L’estate 2025 non è stata solo quella degli scontrini pazzi. È stata anche la stagione dei fuggitivi, dei tavoli che si alzano dopo aver ordinato di tutto - piatti costosi, bottiglie da migliaia di euro - e spariscono lasciando il conto sul tavolo e il ristorante con il cerino in mano. Episodi raccontati ovunque, da nord a sud, con dinamiche che si ripetono identiche: confusione, locali pieni, personale ridotto, e a fine serata il colpo di scena. Non parliamo più di casi isolati. E con la viralità dei social e un generale impoverimento, unito a una buona dose di maleducazione, il fenomeno rischia di diventare una brutta abitudine.
Dietro alle polemiche, però, c’è un aspetto che passa sempre in secondo piano. Quando un cliente scappa senza pagare, spesso il primo a doverne rispondere non è il titolare, ma il cameriere che seguiva il tavolo. Nei grandi ristoranti - come ricordato da Francesco Rizzo (titolare del ristorante Cascina Ovi di Segrate) in un video che proponiamo di seguito -, quelli con centinaia di coperti e magari una gestione esterna, succede di frequente che il costo venga scaricato sul dipendente con la scusa che “doveva vigilare lui”. E così si finisce per chiedere a un ragazzo con contratto a chiamata, magari stagionale e mal pagato, di coprire con mezzo stipendio (si fa per dire, sia chiaro, ma non si è nemmeno così distanti) un conto lasciato lì da qualcun altro.
Cosa dice davvero la legge sul rischio d’impresa
Il problema è che questa prassi non ha basi legali solide. La legge italiana, in realtà, anche se poco conosciuta, è chiara: il rischio d’impresa è del datore di lavoro. Se un cliente fugge senza pagare, la perdita economica è a carico del titolare, non del cameriere. Il dipendente può essere ritenuto responsabile soltanto in due casi: dolo, quindi complicità con il cliente o comportamento intenzionale, oppure colpa grave, cioè negligenza evidente e dimostrabile, come lasciare uscire il cliente dopo aver saputo che non aveva pagato.
Al di fuori di queste condizioni, il datore non può trattenere soldi dallo stipendio per compensare il danno. Nessuna decurtazione automatica, nessuna regola “interna” che possa giustificarla. Ma la teoria e la realtà raramente coincidono. Molti ristoranti, per prassi o per regolamenti interni poco trasparenti, scaricano la responsabilità sul personale di sala. Chi lavora preferisce pagare in silenzio per evitare discussioni, peggioramenti del clima di lavoro o, peggio ancora, la riduzione dei turni. E questo succede soprattutto tra i lavoratori stagionali o con contratti precari, che sanno bene quanto sia facile finire in fondo alla lista delle chiamate.

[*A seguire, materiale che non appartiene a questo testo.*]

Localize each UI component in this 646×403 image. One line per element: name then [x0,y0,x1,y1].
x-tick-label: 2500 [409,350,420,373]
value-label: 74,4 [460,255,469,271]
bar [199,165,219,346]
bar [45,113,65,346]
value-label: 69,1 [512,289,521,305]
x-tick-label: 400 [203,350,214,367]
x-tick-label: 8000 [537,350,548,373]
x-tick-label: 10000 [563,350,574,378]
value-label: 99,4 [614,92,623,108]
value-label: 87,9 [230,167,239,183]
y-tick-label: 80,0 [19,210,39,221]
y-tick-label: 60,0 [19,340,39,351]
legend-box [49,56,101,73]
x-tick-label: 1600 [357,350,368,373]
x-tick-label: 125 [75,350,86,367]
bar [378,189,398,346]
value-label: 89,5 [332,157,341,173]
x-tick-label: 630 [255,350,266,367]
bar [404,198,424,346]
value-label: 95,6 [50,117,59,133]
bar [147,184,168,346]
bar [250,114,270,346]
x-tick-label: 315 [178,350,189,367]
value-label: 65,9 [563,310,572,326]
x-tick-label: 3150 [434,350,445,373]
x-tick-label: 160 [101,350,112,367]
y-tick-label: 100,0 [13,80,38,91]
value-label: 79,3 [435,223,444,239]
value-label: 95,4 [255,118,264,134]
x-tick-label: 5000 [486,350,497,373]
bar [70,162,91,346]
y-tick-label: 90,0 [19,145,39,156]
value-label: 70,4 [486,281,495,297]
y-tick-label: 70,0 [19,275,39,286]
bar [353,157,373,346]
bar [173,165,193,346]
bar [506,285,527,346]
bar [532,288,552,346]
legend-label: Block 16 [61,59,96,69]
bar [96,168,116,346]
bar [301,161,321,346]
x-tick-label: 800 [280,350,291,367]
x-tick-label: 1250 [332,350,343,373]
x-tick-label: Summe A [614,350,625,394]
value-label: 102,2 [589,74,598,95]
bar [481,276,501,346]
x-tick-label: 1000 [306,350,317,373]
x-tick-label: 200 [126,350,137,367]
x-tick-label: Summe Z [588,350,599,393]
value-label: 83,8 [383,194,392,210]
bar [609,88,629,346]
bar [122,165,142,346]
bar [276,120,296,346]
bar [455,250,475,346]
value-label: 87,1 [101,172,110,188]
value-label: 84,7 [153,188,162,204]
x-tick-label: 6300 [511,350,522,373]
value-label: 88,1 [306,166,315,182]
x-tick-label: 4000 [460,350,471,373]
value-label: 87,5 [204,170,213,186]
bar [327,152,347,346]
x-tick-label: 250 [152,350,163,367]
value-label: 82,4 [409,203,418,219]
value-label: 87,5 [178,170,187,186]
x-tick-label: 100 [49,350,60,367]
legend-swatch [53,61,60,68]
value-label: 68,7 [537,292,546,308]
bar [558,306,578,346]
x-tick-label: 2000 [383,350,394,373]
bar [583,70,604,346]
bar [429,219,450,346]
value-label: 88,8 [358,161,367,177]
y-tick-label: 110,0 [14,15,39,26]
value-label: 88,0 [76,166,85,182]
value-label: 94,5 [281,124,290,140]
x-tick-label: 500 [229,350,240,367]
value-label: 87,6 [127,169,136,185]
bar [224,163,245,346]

La pratica diffusa e il silenzio dei lavoratori
La verità è che servono regole chiare e tutele reali. I dipendenti hanno il diritto di chiedere se esista un regolamento scritto che definisca le responsabilità, e hanno il diritto di rifiutare di pagare quando non c’è prova di dolo o colpa grave. Nei casi estremi, ci sono i sindacati e l’Ispettorato del Lavoro, ma nella pratica pochi si espongono: chi ha un contratto a tempo determinato o a chiamata vive nell’incertezza e spesso preferisce non mettersi contro la proprietà per paura di perdere il posto.
Perché servono più tutele e regole chiare
Il punto è che ogni conto non pagato non danneggia solo le casse del locale, ma logora anche i rapporti interni e peggiora le condizioni di lavoro in un comparto già fragile (e da anni in parecchia difficoltà). Perché se chi lavora in sala deve gestire clienti, piatti, tempi di servizio e al tempo stesso temere di dover coprire di tasca propria le fughe dei furbetti, il risultato è un ambiente teso, personale demotivato e un’accoglienza che inevitabilmente ne risente.
E continuare a far finta di niente significa alimentare un circolo vizioso in cui ristoratori e lavoratori finiscono entrambi per perdere. Per questo, sono necessari più controlli, più chiarezza nei contratti e soprattutto la consapevolezza che la ristorazione non può reggersi su paure e ricatti. Perché quando il conto non lo paga chi dovrebbe, il prezzo vero lo paga tutto il comparto.